The CLI accepts the same shape as JSON or as dotted keys:

vllm serve <model> --quantization-config '{"moe":{"activation":"mxfp8"}}'
vllm serve <model> --quantization-config.moe.activation mxfp8

Activation overrides on already-quantized checkpoints

For checkpoint-quantized models, quantization_config lets you pick an activation format independently of the baked-in weights. The supported overrides are checkpoint-specific; today this is wired up for MXFP4 MoE checkpoints (gpt-oss) where you can opt into FP8 activations:

vllm serve openai/gpt-oss-20b --quantization-config.moe.activation mxfp8

Combine with --moe-backend to pin a specific kernel family.

Separate Schemes for Dense and MoE Layers

You can apply different quantization schemes to dense linear layers and MoE expert layers via the linear and moe fields. Each accepts either a full spec dict, or a bare string naming an online shorthand (e.g. "fp8_per_block") or weight format (e.g. "fp8_per_block_static"); fields not set fall back to the shorthand defaults.

from vllm import LLM

# Linear: per-block FP8; MoE: per-tensor FP8 (inherited from the shorthand)
llm = LLM(
    "ibm-granite/granite-3.0-1b-a400m-base",
    quantization="fp8_per_tensor",
    quantization_config={
        "linear": "fp8_per_block",
    },
)

Or,

from vllm import LLM

# Linear: per-tensor FP8 (inherited); MoE: per-block FP8
llm = LLM(
    "ibm-granite/granite-3.0-1b-a400m-base",
    quantization="fp8_per_tensor",
    quantization_config={
        "moe": "fp8_per_block",
    },
)

Excluding Layers from Quantization

Use the ignore parameter to skip specific layers.
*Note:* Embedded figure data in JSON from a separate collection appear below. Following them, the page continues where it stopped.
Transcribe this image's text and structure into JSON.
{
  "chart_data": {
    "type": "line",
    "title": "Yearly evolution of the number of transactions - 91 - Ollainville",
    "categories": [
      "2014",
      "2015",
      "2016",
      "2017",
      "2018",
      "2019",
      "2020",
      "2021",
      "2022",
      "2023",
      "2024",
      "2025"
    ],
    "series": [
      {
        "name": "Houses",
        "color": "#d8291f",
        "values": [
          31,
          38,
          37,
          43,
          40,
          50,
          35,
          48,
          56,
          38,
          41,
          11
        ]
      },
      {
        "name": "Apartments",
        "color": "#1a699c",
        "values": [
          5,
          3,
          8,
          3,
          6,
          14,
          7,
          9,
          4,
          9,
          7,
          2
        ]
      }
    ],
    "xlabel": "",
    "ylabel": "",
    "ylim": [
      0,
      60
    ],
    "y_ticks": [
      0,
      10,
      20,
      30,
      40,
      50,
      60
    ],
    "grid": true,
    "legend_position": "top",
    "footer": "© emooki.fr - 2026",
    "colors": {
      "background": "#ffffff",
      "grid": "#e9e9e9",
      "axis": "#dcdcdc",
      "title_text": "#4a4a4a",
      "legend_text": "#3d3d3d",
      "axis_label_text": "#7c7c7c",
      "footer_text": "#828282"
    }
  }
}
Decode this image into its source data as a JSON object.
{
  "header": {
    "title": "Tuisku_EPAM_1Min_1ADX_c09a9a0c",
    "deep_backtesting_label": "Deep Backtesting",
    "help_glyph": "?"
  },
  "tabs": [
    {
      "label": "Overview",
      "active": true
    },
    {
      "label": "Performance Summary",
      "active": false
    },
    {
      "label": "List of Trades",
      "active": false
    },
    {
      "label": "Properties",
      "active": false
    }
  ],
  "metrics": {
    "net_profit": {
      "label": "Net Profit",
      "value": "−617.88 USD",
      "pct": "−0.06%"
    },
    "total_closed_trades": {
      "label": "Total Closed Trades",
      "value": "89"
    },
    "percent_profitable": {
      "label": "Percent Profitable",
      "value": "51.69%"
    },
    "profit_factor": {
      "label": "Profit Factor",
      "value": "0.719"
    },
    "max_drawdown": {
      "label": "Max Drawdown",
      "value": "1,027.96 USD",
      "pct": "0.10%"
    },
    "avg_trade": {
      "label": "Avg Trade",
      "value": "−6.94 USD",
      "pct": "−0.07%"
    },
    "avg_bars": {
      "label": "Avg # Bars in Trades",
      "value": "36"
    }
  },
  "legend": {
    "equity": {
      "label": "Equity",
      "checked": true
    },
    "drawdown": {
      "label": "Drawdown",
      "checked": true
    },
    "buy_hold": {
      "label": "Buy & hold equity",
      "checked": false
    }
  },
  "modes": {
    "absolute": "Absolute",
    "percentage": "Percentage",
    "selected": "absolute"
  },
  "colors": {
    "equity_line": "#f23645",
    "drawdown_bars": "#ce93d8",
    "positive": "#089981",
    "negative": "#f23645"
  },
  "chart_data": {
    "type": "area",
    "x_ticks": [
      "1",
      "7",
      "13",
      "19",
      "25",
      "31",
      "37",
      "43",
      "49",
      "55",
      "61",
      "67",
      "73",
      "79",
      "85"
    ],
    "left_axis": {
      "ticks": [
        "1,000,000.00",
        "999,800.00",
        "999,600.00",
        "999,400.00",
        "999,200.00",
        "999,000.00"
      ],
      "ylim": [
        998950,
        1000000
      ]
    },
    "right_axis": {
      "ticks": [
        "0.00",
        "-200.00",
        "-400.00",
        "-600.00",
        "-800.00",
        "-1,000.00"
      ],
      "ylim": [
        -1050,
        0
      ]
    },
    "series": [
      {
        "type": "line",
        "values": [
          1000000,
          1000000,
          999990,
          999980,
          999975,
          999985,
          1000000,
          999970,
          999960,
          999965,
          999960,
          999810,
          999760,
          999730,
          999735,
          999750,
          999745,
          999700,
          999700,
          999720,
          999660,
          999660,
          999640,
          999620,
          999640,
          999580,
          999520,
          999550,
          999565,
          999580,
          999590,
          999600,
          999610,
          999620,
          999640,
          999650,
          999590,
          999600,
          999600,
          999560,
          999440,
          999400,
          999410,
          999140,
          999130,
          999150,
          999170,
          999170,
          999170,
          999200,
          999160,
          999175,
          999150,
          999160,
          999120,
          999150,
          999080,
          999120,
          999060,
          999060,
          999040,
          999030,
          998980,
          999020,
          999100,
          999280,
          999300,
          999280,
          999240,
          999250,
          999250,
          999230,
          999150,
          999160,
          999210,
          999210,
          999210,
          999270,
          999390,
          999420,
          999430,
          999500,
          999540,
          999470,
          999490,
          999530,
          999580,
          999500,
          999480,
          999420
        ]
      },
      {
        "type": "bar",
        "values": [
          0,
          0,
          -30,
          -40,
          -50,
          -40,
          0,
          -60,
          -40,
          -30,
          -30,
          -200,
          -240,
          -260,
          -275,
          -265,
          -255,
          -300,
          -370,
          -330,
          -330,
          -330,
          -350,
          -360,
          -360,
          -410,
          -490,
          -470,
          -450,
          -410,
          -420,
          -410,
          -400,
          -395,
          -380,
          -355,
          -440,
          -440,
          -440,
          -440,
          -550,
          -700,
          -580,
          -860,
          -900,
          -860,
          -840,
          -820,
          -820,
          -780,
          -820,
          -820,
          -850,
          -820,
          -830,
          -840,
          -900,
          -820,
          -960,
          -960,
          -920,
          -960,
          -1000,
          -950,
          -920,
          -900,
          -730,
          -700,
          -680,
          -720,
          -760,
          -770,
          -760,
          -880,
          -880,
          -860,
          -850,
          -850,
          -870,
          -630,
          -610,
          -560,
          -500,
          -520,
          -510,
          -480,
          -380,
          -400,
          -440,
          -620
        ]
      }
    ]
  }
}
It accepts exact layer names and regex patterns (prefixed with re:):

from vllm import LLM

llm = LLM(
    "ibm-granite/granite-3.0-1b-a400m-base",
    quantization="fp8_per_tensor",
    quantization_config={
        "ignore": [
            # exact layer name
            "model.layers.1.self_attn.o_proj",
            # regex: skip all QKV projections
            "re:.*[qkv]_proj",
        ],
    },
)

Note

For fused layers (e.g., qkv_proj which fuses q_proj, k_proj, v_proj), the ignore pattern must match the unfused shard names (q_proj, k_proj, v_proj), not the fused name.